Глаза у Изабеллы наполнились слезами.

– В детстве я пыталась сопротивляться, – сказала она. – Но эрцгерцогиня тут же заставила меня раскаяться.

– Неужели вас били? – не поверила своим ушам Полисена.

– О, нет! Никто на свете не может и пальцем дотронуться до принцессы, королевской дочери. Это святотатство!



– Что же они с вами сделали? Отправили спать без ужина?

– Ах, если бы! Иногда на званых ужинах приходится умирать со скуки… Нет. Эрцгерцогиня взяла на службу девочку моего возраста, дочь конюшего, и поселила ее здесь, в моих комнатах. Ее работа состояла в том, чтобы получать розги всякий раз, как я веду себя дерзко, не слушаюсь или плохо знаю урок. Меня усаживали, потом звали эту бедняжку и били у меня на глазах. Так я за короткое время научилась вести себя, как желает эрцгерцогиня. Сейчас эта девочка служит посудомойкой на кухне, но я уверена, что она до сих пор меня ненавидит, вспоминая о тех нескольких месяцах, что провела рядом со мной.

– Какой кошмар! Какая несправедливость! – Лукреция пришла в ярость. – Простите, Ваше Высочество, но неужели вы не могли рассказать обо всем правителю и попросить у него помощи?

– Я так и сделала. Выяснилось, что это обычная процедура в королевских семьях. Правитель заявил, что принцесса должна научиться держать себя в руках, не быть плаксой и нести ответственность за свои проступки. Он очень доволен эрцгерцогиней – по его мнению, все, что она делает, идет мне на пользу, и когда-нибудь я ее отблагодарю.

– Жестокий человек, – заметила Лукреция.

– О нет!

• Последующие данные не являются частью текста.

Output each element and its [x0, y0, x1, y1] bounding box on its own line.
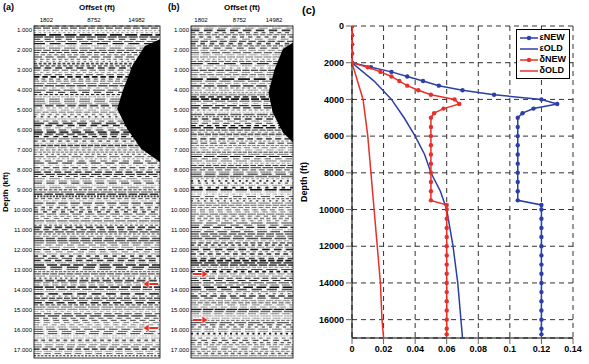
svg-text:2000: 2000	[324, 58, 344, 68]
svg-text:10000: 10000	[319, 205, 344, 215]
svg-text:1.000: 1.000	[17, 27, 33, 33]
svg-text:2.000: 2.000	[174, 47, 190, 53]
svg-text:9.000: 9.000	[17, 187, 33, 193]
html-text:εNEW: εNEW	[539, 32, 565, 42]
svg-text:10.000: 10.000	[171, 207, 190, 213]
svg-text:6.000: 6.000	[174, 127, 190, 133]
svg-text:0.08: 0.08	[470, 344, 488, 354]
svg-text:11.000: 11.000	[171, 227, 190, 233]
svg-text:14.000: 14.000	[171, 287, 190, 293]
svg-text:1802: 1802	[40, 17, 54, 23]
svg-text:14000: 14000	[319, 278, 344, 288]
svg-text:3.000: 3.000	[17, 67, 33, 73]
svg-text:Offset (ft): Offset (ft)	[224, 3, 260, 12]
svg-text:8752: 8752	[233, 17, 247, 23]
svg-text:14982: 14982	[128, 17, 145, 23]
svg-text:6.000: 6.000	[17, 127, 33, 133]
svg-text:4000: 4000	[324, 95, 344, 105]
svg-text:(b): (b)	[168, 2, 180, 12]
svg-text:15.000: 15.000	[171, 307, 190, 313]
svg-text:16000: 16000	[319, 315, 344, 325]
svg-text:0.12: 0.12	[533, 344, 551, 354]
svg-text:0.04: 0.04	[406, 344, 424, 354]
svg-text:9.000: 9.000	[174, 187, 190, 193]
svg-text:7.000: 7.000	[17, 147, 33, 153]
svg-text:13.000: 13.000	[171, 267, 190, 273]
svg-text:7.000: 7.000	[174, 147, 190, 153]
svg-text:Depth (kft): Depth (kft)	[1, 172, 10, 212]
html-text:εOLD: εOLD	[539, 43, 563, 53]
svg-text:3.000: 3.000	[174, 67, 190, 73]
svg-text:5.000: 5.000	[174, 107, 190, 113]
svg-text:12.000: 12.000	[171, 247, 190, 253]
svg-text:16.000: 16.000	[14, 327, 33, 333]
svg-text:0.1: 0.1	[504, 344, 517, 354]
svg-text:0.02: 0.02	[375, 344, 393, 354]
svg-text:17.000: 17.000	[14, 347, 33, 353]
svg-text:Offset (ft): Offset (ft)	[79, 3, 115, 12]
svg-text:16.000: 16.000	[171, 327, 190, 333]
html-text:δNEW: δNEW	[539, 54, 566, 64]
svg-text:8.000: 8.000	[17, 167, 33, 173]
svg-text:(a): (a)	[3, 2, 14, 12]
svg-text:14982: 14982	[266, 17, 283, 23]
svg-text:0.06: 0.06	[438, 344, 456, 354]
svg-text:14.000: 14.000	[14, 287, 33, 293]
svg-text:2.000: 2.000	[17, 47, 33, 53]
svg-text:1.000: 1.000	[174, 27, 190, 33]
html-text:(c): (c)	[302, 4, 316, 16]
svg-text:11.000: 11.000	[14, 227, 33, 233]
svg-text:8752: 8752	[87, 17, 101, 23]
svg-text:15.000: 15.000	[14, 307, 33, 313]
svg-text:1802: 1802	[194, 17, 208, 23]
svg-text:12.000: 12.000	[14, 247, 33, 253]
svg-text:13.000: 13.000	[14, 267, 33, 273]
svg-text:4.000: 4.000	[174, 87, 190, 93]
svg-text:5.000: 5.000	[17, 107, 33, 113]
svg-text:4.000: 4.000	[17, 87, 33, 93]
svg-text:6000: 6000	[324, 131, 344, 141]
html-text:δOLD: δOLD	[539, 65, 564, 75]
svg-text:8000: 8000	[324, 168, 344, 178]
svg-text:17.000: 17.000	[171, 347, 190, 353]
svg-text:Depth (ft): Depth (ft)	[299, 162, 309, 202]
svg-text:0.14: 0.14	[564, 344, 582, 354]
svg-text:12000: 12000	[319, 241, 344, 251]
svg-text:0: 0	[349, 344, 354, 354]
svg-text:0: 0	[339, 21, 344, 31]
svg-text:10.000: 10.000	[14, 207, 33, 213]
svg-text:8.000: 8.000	[174, 167, 190, 173]
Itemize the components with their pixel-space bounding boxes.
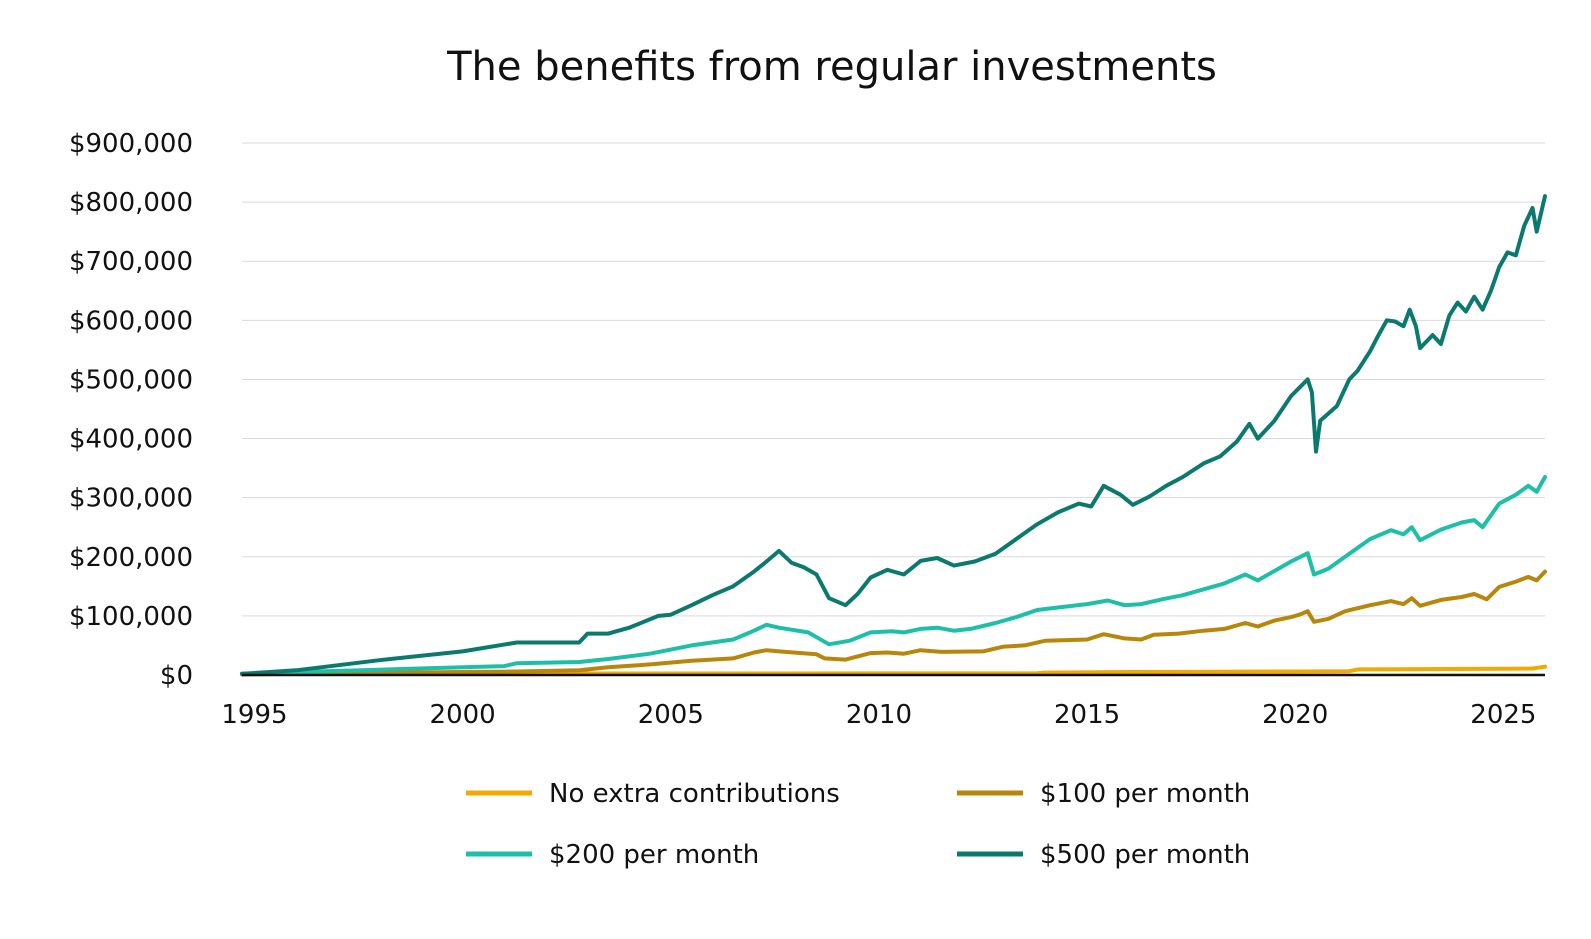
grid-layer	[242, 142, 1545, 617]
y-tick-label: $400,000	[69, 425, 193, 455]
series-line-no-extra-contributions	[240, 664, 1547, 676]
y-tick-label: $800,000	[69, 188, 193, 218]
x-tick-label: 2015	[1054, 700, 1120, 730]
y-tick-label: $600,000	[69, 306, 193, 336]
legend-label: $500 per month	[1040, 840, 1250, 870]
y-tick-label: $500,000	[69, 365, 193, 395]
legend-label: $200 per month	[549, 840, 759, 870]
x-tick-label: 2005	[638, 700, 704, 730]
legend: No extra contributions $100 per month $200…	[466, 779, 1250, 870]
x-tick-label: 2020	[1262, 700, 1328, 730]
x-tick-label: 2025	[1470, 700, 1536, 730]
legend-item: $200 per month	[466, 840, 759, 870]
y-tick-label: $0	[160, 661, 193, 691]
y-axis: $0 $100,000 $200,000 $300,000 $400,000 $500,0…	[69, 129, 193, 691]
y-tick-label: $300,000	[69, 484, 193, 514]
series-line-500-per-month	[240, 194, 1547, 676]
x-axis: 1995 2000 2005 2010 2015 2020 2025	[221, 700, 1536, 730]
legend-item: No extra contributions	[466, 779, 840, 809]
chart-title: The benefits from regular investments	[446, 44, 1217, 90]
series-line-200-per-month	[240, 475, 1547, 676]
y-tick-label: $700,000	[69, 247, 193, 277]
x-tick-label: 1995	[221, 700, 287, 730]
x-tick-label: 2000	[430, 700, 496, 730]
series-line-100-per-month	[240, 569, 1547, 677]
y-tick-label: $200,000	[69, 543, 193, 573]
series-layer	[240, 194, 1547, 677]
legend-item: $500 per month	[957, 840, 1250, 870]
legend-label: No extra contributions	[549, 779, 840, 809]
legend-label: $100 per month	[1040, 779, 1250, 809]
y-tick-label: $900,000	[69, 129, 193, 159]
legend-item: $100 per month	[957, 779, 1250, 809]
y-tick-label: $100,000	[69, 602, 193, 632]
x-tick-label: 2010	[846, 700, 912, 730]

Напротив, во дворце только он со мной ласков и вежлив. Дарит мне подарки, приглашает жонглеров, чтобы меня развлечь, играет со мной после ужина в шахматы. Но взамен хочет, чтобы я весь день была рядом с ним. Чтобы сопровождала его повсюду. Он даже на казни меня водит. Не знаю, видели ли вы когда-нибудь виселицу… Но уверяю, что это зрелище не из приятных. И так же неприятно постоянно жить в окружении телохранителей, боясь заговора или покушения. И подозревать любого, кто живет рядом. Не знаю почему, но правитель считает, что дворец кишит предателями. Это одна из причин, почему он не дает мне свободы, кроме как на эти полчасика…

Послышался стук в дверь.

– …эти полчасика, которые, как видно, уже закончились. Ну как мне тут улыбаться?

– Держитесь, Ваше Высочество! Скоро все изменится, – обнимая ее, пообещала Лукреция.

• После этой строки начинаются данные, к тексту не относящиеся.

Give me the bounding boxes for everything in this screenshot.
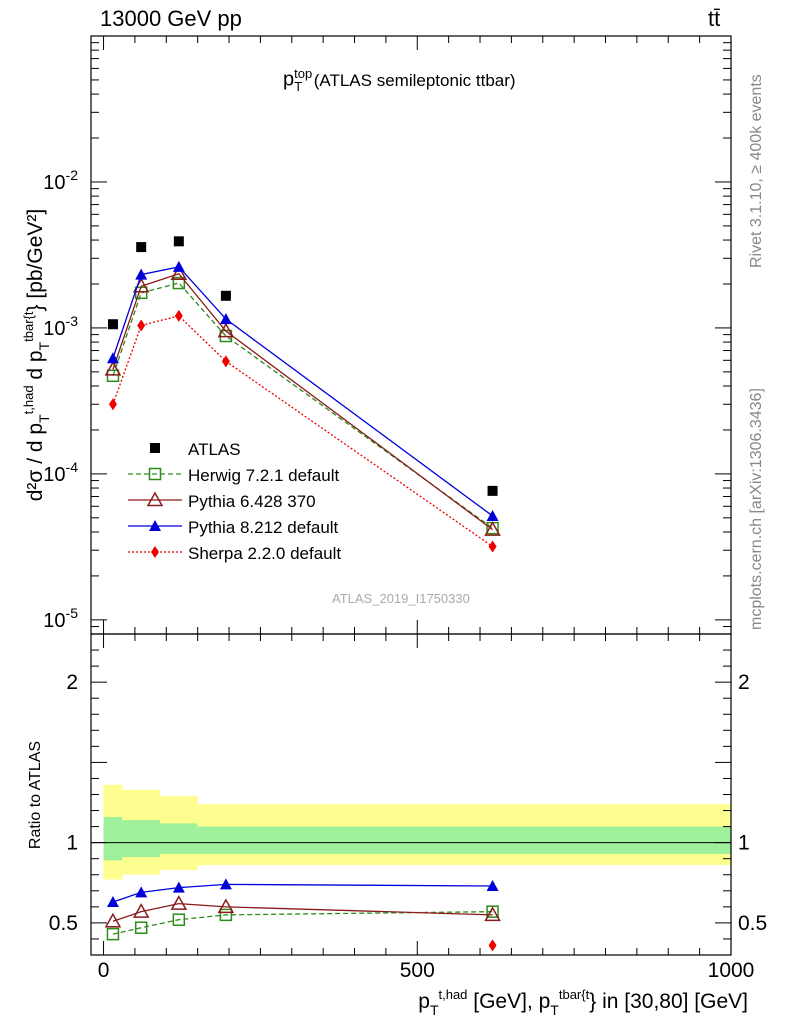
data-point-sherpa-2-2-0-default — [137, 319, 146, 332]
legend-marker-herwig-7-2-1-default — [148, 467, 162, 481]
ratio-line-herwig-7-2-1-default — [112, 911, 493, 935]
ratio-band-stat — [260, 826, 731, 854]
y-tick-label: 10-2 — [43, 167, 78, 194]
ratio-point-pythia-8-212-default — [172, 881, 185, 893]
data-point-herwig-7-2-1-default — [172, 276, 186, 290]
ratio-point-herwig-7-2-1-default — [219, 908, 233, 922]
data-point-atlas — [136, 242, 147, 253]
x-tick-label: 0 — [98, 959, 110, 982]
ratio-axis-title: Ratio to ATLAS — [27, 741, 44, 849]
data-point-pythia-8-212-default — [135, 268, 148, 280]
energy-label: 13000 GeV pp — [100, 6, 242, 31]
data-point-pythia-8-212-default — [219, 313, 232, 325]
x-axis-title: pTt,had [GeV], pTtbar{t} in [30,80] [GeV… — [418, 987, 748, 1018]
ratio-y-tick-label-right: 1 — [738, 832, 750, 855]
data-point-sherpa-2-2-0-default — [108, 398, 117, 411]
legend-label-atlas: ATLAS — [188, 440, 241, 459]
plot-title-sub: T — [294, 78, 303, 94]
data-point-atlas — [173, 236, 184, 247]
data-point-sherpa-2-2-0-default — [174, 309, 183, 322]
ratio-y-tick-label: 2 — [66, 671, 78, 694]
legend-marker-atlas — [150, 443, 160, 453]
legend-marker-pythia-8-212-default — [149, 520, 161, 531]
ratio-point-sherpa-2-2-0-default — [488, 939, 497, 952]
legend-label-herwig-7-2-1-default: Herwig 7.2.1 default — [188, 466, 339, 485]
data-point-atlas — [487, 485, 498, 496]
mcplots-label: mcplots.cern.ch [arXiv:1306.3436] — [748, 388, 765, 630]
ratio-band-stat — [103, 816, 123, 861]
ratio-y-tick-label: 0.5 — [49, 912, 78, 935]
ratio-line-pythia-8-212-default — [112, 883, 493, 903]
ratio-band-stat — [197, 826, 261, 854]
ratio-y-tick-label: 1 — [66, 832, 78, 855]
ratio-point-herwig-7-2-1-default — [172, 913, 186, 926]
plot-title: ptopT (ATLAS semileptonic ttbar) — [283, 66, 516, 94]
series-line-herwig-7-2-1-default — [112, 282, 493, 529]
data-point-pythia-6-428-370 — [104, 360, 122, 376]
y-tick-label: 10-4 — [43, 459, 78, 486]
data-point-sherpa-2-2-0-default — [488, 540, 497, 553]
data-point-atlas — [220, 290, 231, 301]
ratio-point-herwig-7-2-1-default — [486, 905, 499, 918]
legend-marker-sherpa-2-2-0-default — [151, 546, 159, 558]
ratio-point-pythia-8-212-default — [486, 879, 499, 891]
ratio-point-pythia-8-212-default — [106, 896, 119, 908]
ratio-y-tick-label-right: 2 — [738, 671, 750, 694]
ratio-point-pythia-6-428-370 — [132, 903, 150, 918]
analysis-id: ATLAS_2019_I1750330 — [332, 591, 470, 606]
ratio-point-pythia-6-428-370 — [104, 912, 122, 928]
data-point-pythia-6-428-370 — [170, 265, 188, 281]
data-point-pythia-6-428-370 — [484, 521, 501, 536]
ratio-point-pythia-6-428-370 — [484, 906, 501, 922]
ratio-band-stat — [122, 820, 161, 858]
rivet-label: Rivet 3.1.10, ≥ 400k events — [748, 74, 765, 268]
ratio-point-pythia-8-212-default — [135, 886, 148, 898]
main-frame — [90, 35, 732, 635]
plot-title-rest: (ATLAS semileptonic ttbar) — [313, 70, 516, 90]
x-tick-label: 1000 — [708, 959, 755, 982]
ratio-frame — [90, 633, 732, 956]
legend-marker-pythia-6-428-370 — [146, 491, 164, 507]
ratio-y-tick-label-right: 0.5 — [738, 912, 767, 935]
legend-label-sherpa-2-2-0-default: Sherpa 2.2.0 default — [188, 544, 341, 563]
legend-label-pythia-6-428-370: Pythia 6.428 370 — [188, 492, 316, 511]
series-line-sherpa-2-2-0-default — [112, 315, 493, 548]
ratio-point-herwig-7-2-1-default — [134, 921, 148, 934]
data-point-atlas — [107, 319, 118, 330]
series-line-pythia-6-428-370 — [112, 273, 493, 531]
x-tick-label: 500 — [400, 959, 435, 982]
data-point-pythia-8-212-default — [172, 260, 185, 272]
data-point-pythia-6-428-370 — [217, 322, 235, 338]
legend-label-pythia-8-212-default: Pythia 8.212 default — [188, 518, 339, 537]
plot-title-base: p — [283, 68, 295, 91]
data-point-pythia-8-212-default — [106, 352, 119, 364]
data-point-herwig-7-2-1-default — [106, 369, 120, 383]
y-tick-label: 10-5 — [43, 605, 78, 632]
ratio-band-stat — [160, 823, 198, 854]
process-label: tt̄ — [708, 6, 721, 31]
data-point-sherpa-2-2-0-default — [221, 355, 230, 368]
ratio-point-pythia-6-428-370 — [217, 898, 235, 914]
data-point-pythia-8-212-default — [486, 509, 499, 521]
ratio-point-pythia-8-212-default — [219, 878, 232, 890]
ratio-point-pythia-6-428-370 — [170, 895, 188, 910]
y-tick-label: 10-3 — [43, 313, 78, 340]
y-axis-title: d²σ / d pTt,had d pTtbar{t} [pb/GeV²] — [21, 209, 52, 502]
ratio-line-pythia-6-428-370 — [112, 902, 493, 922]
ratio-point-herwig-7-2-1-default — [106, 927, 120, 941]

– Вот уж не знаю как… – с горечью проговорила Изабелла.

– Даю вам слово, изменится. И раньше, чем вы себе это представляете. Нас ждут великие преобразования. А завтра уж постарайтесь улыбнуться, пожалуйста.

Глава седьмая

– Ты все еще собираешься разоблачать правителя? – спросила в тот вечер Лукреция у подруги. – Все еще хочешь стать принцессой и занять место Изабеллы?

– Разумеется! Что, тебя так впечатлил рассказ этой плаксы? Уверяю тебя, со мной все будет по-другому. И потом, что ты имеешь в виду? Ведь отказываясь от трона, я должна отказаться от своей настоящей матери!

Лукреция вздохнула:

– Ты права.

Но ей очень хотелось убежать подальше от дворца и вернуться, например, на ферму к Пакувию, а там перезимовать вместе со зверями в ожидании теплого времени года.

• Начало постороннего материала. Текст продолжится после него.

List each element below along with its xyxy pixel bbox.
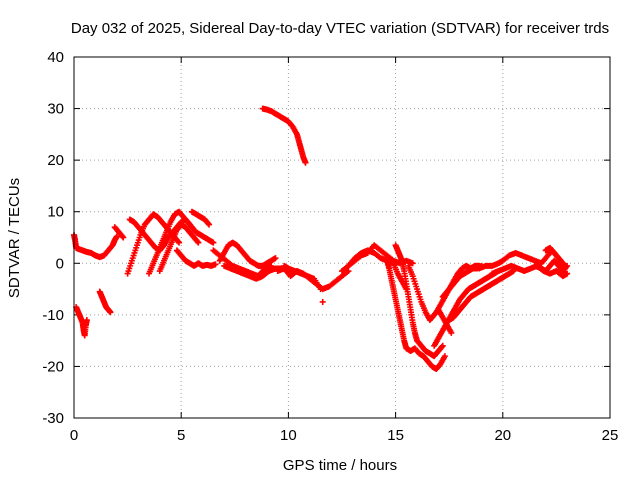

Когда они остались наедине, Полисена оглушила ее кучей планов, которые собиралась осуществить, заняв свое место на троне. «Сделаю, куплю, прикажу, накажу, выберу, решу…» Она уже говорила «мое королевство», «мой дворец», «мои подданные», «мой конь», «моя стража». И даже «мои тюрьмы».

– А правителя прикажу раздеть и избить розгами на главной площади, усажу его на трон из раскаленного железа, а потом брошу в самое глубокое и темное из моих подземелий. И там будет сидеть на хлебе и воде до конца своих дней.